The VRT includes a number of intentionally-limited entries designated as varies due to both the technical and policy-based context necessary to prioritize. I believe we have an opportunity to clarify several similar issue categories to encourage thoughtful conversations about risk, design, and incentivization outcome. Related to yet distinct from HTTP risk/reports (see: #180) we have additional work to do here.

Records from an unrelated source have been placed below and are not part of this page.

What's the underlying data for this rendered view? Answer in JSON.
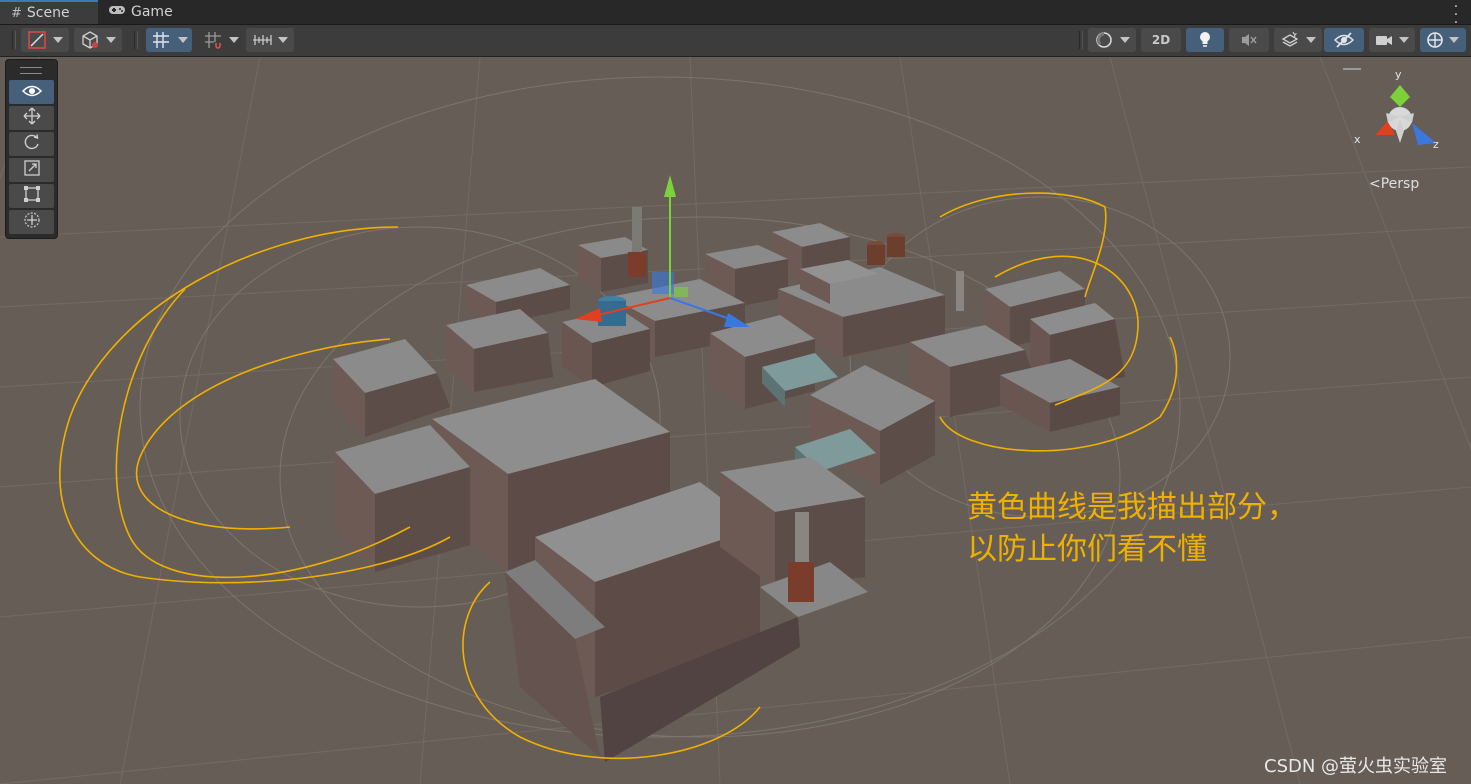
{
  "tabs": {
    "scene": {
      "icon": "#",
      "label": "Scene"
    },
    "game": {
      "icon": "gamepad-icon",
      "label": "Game"
    }
  },
  "toolbar": {
    "toggle_2d": "2D"
  },
  "scene_view": {
    "projection_label": "<Persp",
    "gizmo_axes": {
      "x": "x",
      "y": "y",
      "z": "z"
    },
    "annotation_line1": "黄色曲线是我描出部分，",
    "annotation_line2": "以防止你们看不懂",
    "watermark": "CSDN @萤火虫实验室"
  },
  "colors": {
    "scene_bg": "#655d56",
    "annotation": "#f0b000",
    "axis_x": "#e0401e",
    "axis_y": "#7dd23a",
    "axis_z": "#3a78e0"
  }
}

The categories include but are not limited to:

• FTP / Sensitive Service usage
• Potentially-sensitive resource exposure
  • Login panels
  • Diagnostic/status pages (Apache modules, phpinfo(), etc.)
  • Webserver root directory files

I propose we create appropriate high-level categories to classify these issues as varies for the following benefits:

• Consistent classification across all bug bounty programs utilizing the VRT
• Consistent outcome expectation setting, as pertains to priority, acceptance, and necessary risk discussion
• Positive impact to the Bugcrowd platform kudos economy related to and dependent upon VRT, e.g. kudos-only program balance, open scope programs, platform-wide incentivization mechanics (leaderboard)

Issue #136 raised this concept for FTP alone and I believe that due to the above, combined with hard data observations, we should revisit this topic for the benefit of VRT in clarity but also the platform itself.